14. Angkat Besi sejak SD. Sri mulai latihan angkat besi umur 13 tahun. Nggak ada yang nyuruh, dia sendiri yang nangis-nangis minta sama ayahnya Candiana dianterin ke tempat latihan. Sri tertarik berlatih angkat besi dengan Maman Suryaman, dedengkot angkat besi Jawa Barat (Jabar), yang sekarang menjabat sebagai ketua Persatuan Angkat Berat, Binaraga, Angkat Besi Seluruh Indonesia (PABBSI) Jabar. Luky Normala, istri Maman, ngelihat Sri punya potensi besar untuk dibina menjadi atlet profesional. Sejak itu juga Sri pun diminta tinggal di asrama biar latihannya lebih rutin.

 

15. Nasi Padang. Sebagai mojang priangan, camilan favorit Sri adalah batagor. Tapi dia juga doyan makan mi kuah, yang jarang ada dalam daftar menu diet atlet. Sri biasa makan mi kuah sebelum bertanding. Itu pun nggak banyak, cukup sesendok dan satu seruputan aja. Atlet angkat besi memang harus jaga pola makan, terutama jelang pertandingan.

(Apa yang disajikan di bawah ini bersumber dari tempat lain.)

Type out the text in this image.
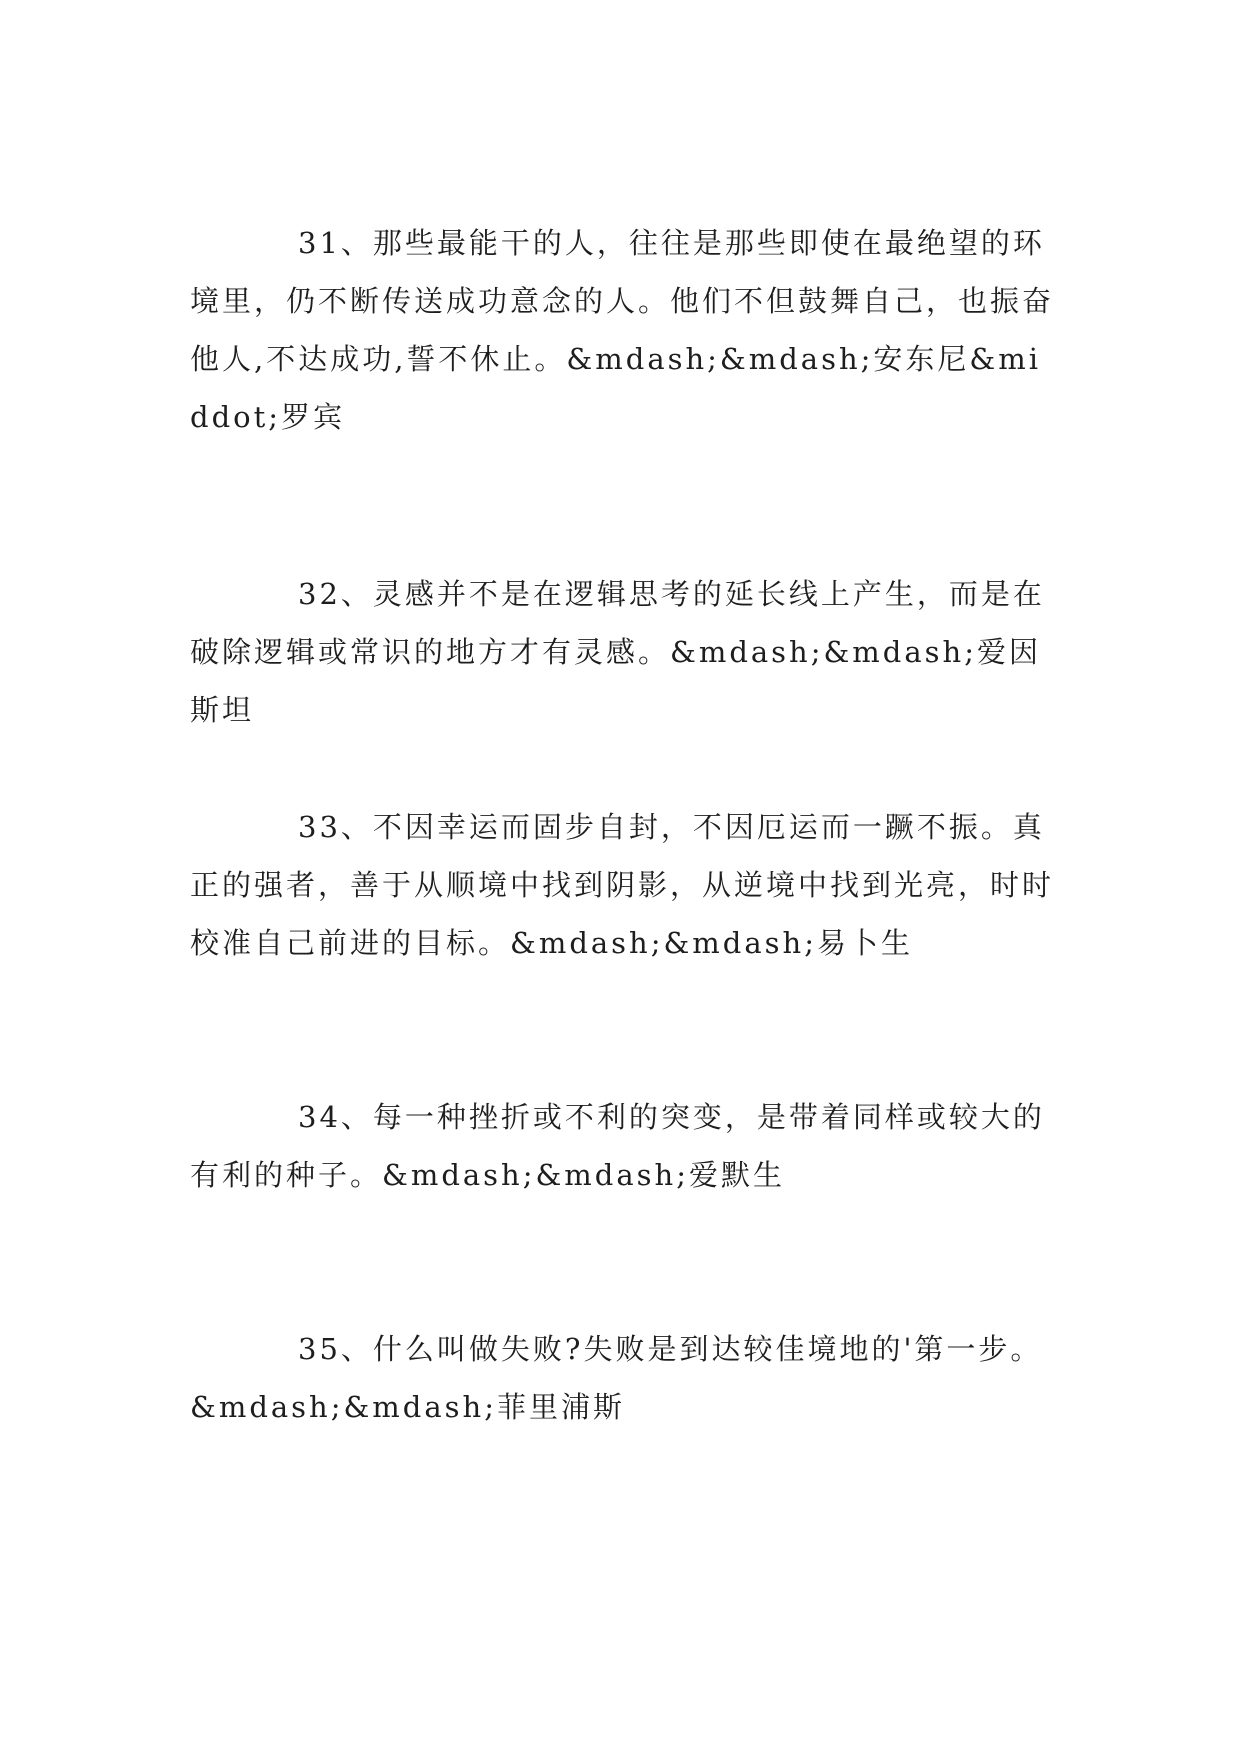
31、那些最能干的人，往往是那些即使在最绝望的环境里，仍不断传送成功意念的人。他们不但鼓舞自己，也振奋他人,不达成功,誓不休止。&mdash;&mdash;安东尼&middot;罗宾

32、灵感并不是在逻辑思考的延长线上产生，而是在破除逻辑或常识的地方才有灵感。&mdash;&mdash;爱因斯坦

33、不因幸运而固步自封，不因厄运而一蹶不振。真正的强者，善于从顺境中找到阴影，从逆境中找到光亮，时时校准自己前进的目标。&mdash;&mdash;易卜生

34、每一种挫折或不利的突变，是带着同样或较大的有利的种子。&mdash;&mdash;爱默生

35、什么叫做失败?失败是到达较佳境地的'第一步。&mdash;&mdash;菲里浦斯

Tujuannya biar berat badan tetap sesuai dengan kategori lomba. Tapi begitu selesai lomba, Sri biasanya langsung melahap nasi padang, menu favorit yang dia idam-idamkan.

 

16. Hobi Dandan. Dalam kompetisi olahraga, Sri tampil dengan tubuh berotot dan penuh keringat. Tahu nggak, dia sebenarnya juga punya sisi feminin yang sulit disembunyikan. Sehari-hari di luar jadwal latihan dan bertanding, Sri doyan banget dandan. Item andalannya adalah lipstik merah menyala, seperti warna merah pada bendera Indonesia. Nggak cuma ngedandanin wajah sendiri, dia juga sering mencari ‘korban’ lain untuk dirias. Tapi nggak jarang, teman-temannya juga yang datang pada Sri untuk minta di-make up-in.

 

17. Juara Agustusan. Jiwa sebagai petarung udah dimiliki Sri sejak kecil. Superkids mau bukti? Tiap Agustusan, Sri nggak pernah absen ngikutin semua lomba di kampungnya. Hampir segala jenis kompetisi pernah dia ikuti. Mulai balap karung, makan kerupuk, mencari koin di dalam tepung terigu, bawa kelereng di sendok, sampai panjat pinang. Nah, kalau sesi panjat pinang, Sri yang kekar selalu kebagian tugas sebagai pondasi alias paling bawah. “Katanya, kuat dan nggak goyang kalau saya yang di bawah,” kenang Sri terkekeh. Merdeka!